If any of the original authors were to copy content they themselves
wrote off the old wiki onto the new wiki and were careful not to include
content written by others, while I would imagine the Apache Foundation's
lawyers would rightfully recommend against such practices, those authors
(the only potentially injured parties) would in theory be very unlikely
to be able to successfully sue the Apache Foundation for breach of
copyright given they were themselves the perpetrators of the act.

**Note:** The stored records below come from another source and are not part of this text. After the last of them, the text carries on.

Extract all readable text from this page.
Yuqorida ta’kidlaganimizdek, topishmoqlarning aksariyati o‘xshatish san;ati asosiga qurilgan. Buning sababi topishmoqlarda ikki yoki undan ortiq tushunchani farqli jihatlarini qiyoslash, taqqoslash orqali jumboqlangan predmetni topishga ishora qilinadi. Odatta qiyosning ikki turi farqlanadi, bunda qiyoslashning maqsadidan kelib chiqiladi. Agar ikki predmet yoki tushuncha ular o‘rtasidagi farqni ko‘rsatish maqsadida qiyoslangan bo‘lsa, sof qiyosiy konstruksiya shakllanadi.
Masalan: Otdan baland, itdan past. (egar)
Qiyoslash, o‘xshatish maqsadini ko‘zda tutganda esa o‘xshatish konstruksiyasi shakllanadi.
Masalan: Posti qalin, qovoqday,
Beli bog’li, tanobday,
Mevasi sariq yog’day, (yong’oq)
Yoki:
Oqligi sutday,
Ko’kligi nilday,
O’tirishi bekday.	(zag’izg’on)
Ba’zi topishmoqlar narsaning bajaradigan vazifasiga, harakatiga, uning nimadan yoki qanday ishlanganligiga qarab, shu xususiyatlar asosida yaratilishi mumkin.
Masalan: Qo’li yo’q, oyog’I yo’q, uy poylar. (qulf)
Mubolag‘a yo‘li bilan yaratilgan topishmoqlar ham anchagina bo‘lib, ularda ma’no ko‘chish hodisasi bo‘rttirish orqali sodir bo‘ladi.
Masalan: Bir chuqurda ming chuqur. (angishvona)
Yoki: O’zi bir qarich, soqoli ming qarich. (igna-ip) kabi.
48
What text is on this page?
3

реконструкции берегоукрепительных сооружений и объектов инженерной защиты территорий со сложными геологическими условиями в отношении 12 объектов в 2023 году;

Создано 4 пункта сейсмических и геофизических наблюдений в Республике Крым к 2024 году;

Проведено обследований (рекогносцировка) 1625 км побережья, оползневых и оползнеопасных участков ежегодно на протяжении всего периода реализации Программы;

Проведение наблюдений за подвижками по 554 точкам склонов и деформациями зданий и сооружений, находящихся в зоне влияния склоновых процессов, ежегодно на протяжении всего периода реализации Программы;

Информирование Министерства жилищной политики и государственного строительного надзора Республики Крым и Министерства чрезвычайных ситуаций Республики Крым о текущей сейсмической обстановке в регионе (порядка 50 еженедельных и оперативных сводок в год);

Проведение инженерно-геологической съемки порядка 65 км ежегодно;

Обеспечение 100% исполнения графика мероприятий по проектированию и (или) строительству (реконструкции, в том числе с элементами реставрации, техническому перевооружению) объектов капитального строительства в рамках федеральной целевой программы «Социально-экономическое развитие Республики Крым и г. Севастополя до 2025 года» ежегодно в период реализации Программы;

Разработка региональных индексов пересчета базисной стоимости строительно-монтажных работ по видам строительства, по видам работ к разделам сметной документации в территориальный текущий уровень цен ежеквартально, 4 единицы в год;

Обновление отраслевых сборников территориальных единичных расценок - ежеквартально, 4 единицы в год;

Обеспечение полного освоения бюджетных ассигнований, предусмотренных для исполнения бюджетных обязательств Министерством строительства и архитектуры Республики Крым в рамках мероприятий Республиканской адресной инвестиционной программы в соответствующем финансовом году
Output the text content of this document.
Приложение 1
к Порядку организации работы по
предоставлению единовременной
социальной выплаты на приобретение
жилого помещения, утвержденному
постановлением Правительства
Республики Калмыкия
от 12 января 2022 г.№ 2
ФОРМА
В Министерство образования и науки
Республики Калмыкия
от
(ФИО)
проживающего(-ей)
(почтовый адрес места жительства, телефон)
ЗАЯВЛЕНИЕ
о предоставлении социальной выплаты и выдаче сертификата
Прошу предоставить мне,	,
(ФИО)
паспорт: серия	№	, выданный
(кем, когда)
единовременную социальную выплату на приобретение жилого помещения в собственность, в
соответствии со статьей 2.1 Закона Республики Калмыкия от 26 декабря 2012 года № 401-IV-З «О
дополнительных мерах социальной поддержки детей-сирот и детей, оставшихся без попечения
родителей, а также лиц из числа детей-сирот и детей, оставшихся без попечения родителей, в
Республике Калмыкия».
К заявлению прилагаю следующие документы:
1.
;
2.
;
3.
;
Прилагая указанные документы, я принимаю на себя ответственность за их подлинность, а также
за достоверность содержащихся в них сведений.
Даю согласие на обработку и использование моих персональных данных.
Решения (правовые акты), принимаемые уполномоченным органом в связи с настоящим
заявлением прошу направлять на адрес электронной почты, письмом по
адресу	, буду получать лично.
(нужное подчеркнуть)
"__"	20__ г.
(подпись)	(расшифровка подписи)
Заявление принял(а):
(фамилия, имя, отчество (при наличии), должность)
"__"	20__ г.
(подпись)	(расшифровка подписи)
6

Perhaps a more productive approach would be for the new site to be
populated with new content relevant to the current code base. As you
say, there is a lot of outdated material on the current site, enough that
it's probably quite confusing to people. I was caught out recently trying
to set up security until I realised that I was working from outdated
documentation.

I think I've already mentioned that I'll be able to (on a time-available
basis) be able to update the documentation for the wiki plugins that
are being re-released under neocortext.net by myself and Murray Altheim.
I would do that on the new wiki. If those responsible for the various
managers and components of JSPWiki were to make a similar effort in
documenting them on the new wiki, we'd be a long way towards providing
relatively complete documentation. This would require people to actually
write documentation, which I likewise realise is a commitment of time
that might not be available.

I do think trying to salvage content from a wiki where both copyright
and license are in question is always problematic. The only truly safe
way around this would have been to have had a rights statement (e.g.,
Creative Commons or similar) at the very beginning of the project,
something explicitly stated an agreement upon any contributors
permitting reuse. I don't think anyone could fault Janne for not
having the extreme foresight to have done this at the very birth of
the JSPWiki project.

As to trademark issues, names are enforceable within a domain,
witness "apple" being trademarked separately within computing and
within music recording (of course, that got difficult when the former
began to encroach upon the territory of the latter). But JSPWiki is
a tradename that doesn't exist outside of computing, and both users
of the trademark would be within the same domain. So while Apache
doesn't own "camel.com, it's co-use of "JSPWiki" would likely be
problematic. But if Janne is willing I don't think there'd be any issue
in him simply selling the rights to Apache for $1, i.e., any legal
handover would do.

Ichiro

On Fri, Feb 1, 2013 at 12:39 PM, Glen Mazza <glen.ma...@gmail.com> wrote:
> I wish Janne, you would have gone through jspwiki.org and deleted the 20-60%
> of the site that is obsolete today.  Let's shrink the problem and see where
> we are after that.  At any rate, http://www.jspwiki.org/, as you describe
> it, is an orphan work and probably not usable for us.  Maybe we should just
> shut it down.  If we create our own Wiki (with everything henceforth Apache
> licensed), within a few to several months it will probably repopulate with
> the most useful material that was on the old site anyway.  I would suspect
> pure facts from www.jspwiki.org *can* be transferred to the new site as
> facts aren't copyrightable.
>
> Can the Commons-licensed http://doc.jspwiki.org/2.4/ be donated to Apache or
> does it have the same copyright problem as http://www.jspwiki.org/ ?  It
> would be nice if we could move http://doc.jspwiki.org/2.4/ to the Apache
> site.
>
> Quote: "Well, because of trademark issues it would be odd that Apache would
> use the word JSPWiki and I'd have still control of the domain."  Not
> necessarily, Apache doesn't own www.chemistry.com, www.tomcat.com,
> www.pig.com, www.chemistry.org, www.camel.com, and probably many others.  I
> think the main thing though is that the site can't act like it's the Apache
> product. With the two sites above shut down or moved to Apache, you might
> just be able to release the domain instead of giving it to Apache.